Synchrotron X-ray micro-computed tomography enhances our knowledge of the skull anatomy of a Late Triassic ecteniniid cynodont with hypercanines

Anat Rec (Hoboken). 2025 Jan 13. doi: 10.1002/ar.25616. Online ahead of print.

Abstract

Hypercanines, or hypertrophied canines, are observed in a wide range of both extinct and extant synapsids. In non-mammaliaform cynodonts, the Permo-Triassic forerunners of mammals, long canines are not uncommon, appearing in several unrelated taxa within the clade. Among them is Trucidocynodon riograndensis, a carnivorous ecteniniid cynodont from the Late Triassic of Brazil, which exhibits a specialized dentition, including spear-shaped incisors, very long and narrow canines, and sectorial postcanines with distally oriented cusps, all of which have finely serrated margins. Recent synchrotron X-ray micro-computed tomography of a large specimen (CAPPA/UFSM 0029; Várzea do Agudo site, Brazil) provides new insights into its lower jaw and dentition, as well as offers the first digital endocast of an ecteniniid.

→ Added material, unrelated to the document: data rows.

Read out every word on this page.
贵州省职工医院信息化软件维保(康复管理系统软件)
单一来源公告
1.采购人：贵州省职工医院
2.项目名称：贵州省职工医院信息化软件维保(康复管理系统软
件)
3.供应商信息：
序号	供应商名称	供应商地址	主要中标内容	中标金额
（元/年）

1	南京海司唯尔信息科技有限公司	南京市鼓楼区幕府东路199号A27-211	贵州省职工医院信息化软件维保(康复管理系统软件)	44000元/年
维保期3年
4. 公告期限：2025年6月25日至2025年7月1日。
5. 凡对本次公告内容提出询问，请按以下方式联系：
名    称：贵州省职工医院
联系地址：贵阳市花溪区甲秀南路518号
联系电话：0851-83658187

Our study reveals the presence of (i) putatively opened-root canines in the adult stage and the possible presence of unresorbed remnant of an old canine, which may indicate that the specimen stopped replacing its canines; (ii) lower canines that are longer than the upper canines and, in occlusion, were kept inside deep paracanine fossae that perforated the dorsal surface of the rostrum; (iii) a diastema between the incisors and lower canine, which is absent in the holotype; (iv) advanced brain structures, such as the absence of a pineal body, presence of cerebral hemispheres divided by the interhemispheric sulcus and expanded laterally, and a higher encephalization quotient than non-mammaliaform prozostrodonts, reflecting the homoplastic evolution of relative brain sizes observed in Triassic cynodont lineages. Finally, the abundance of carnivorous and omnivorous species at the Várzea do Agudo site, where the specimen was found-including the archosauriforms Dynamosuchus collisensis and Stenoscelida aurantiacus-suggests a diverse predator guild that warrants further investigation from a paleoecological perspective.

Keywords: Probainognathia; Synapsida; Therapsida; paleoneurology; phylogeny; tooth morphology.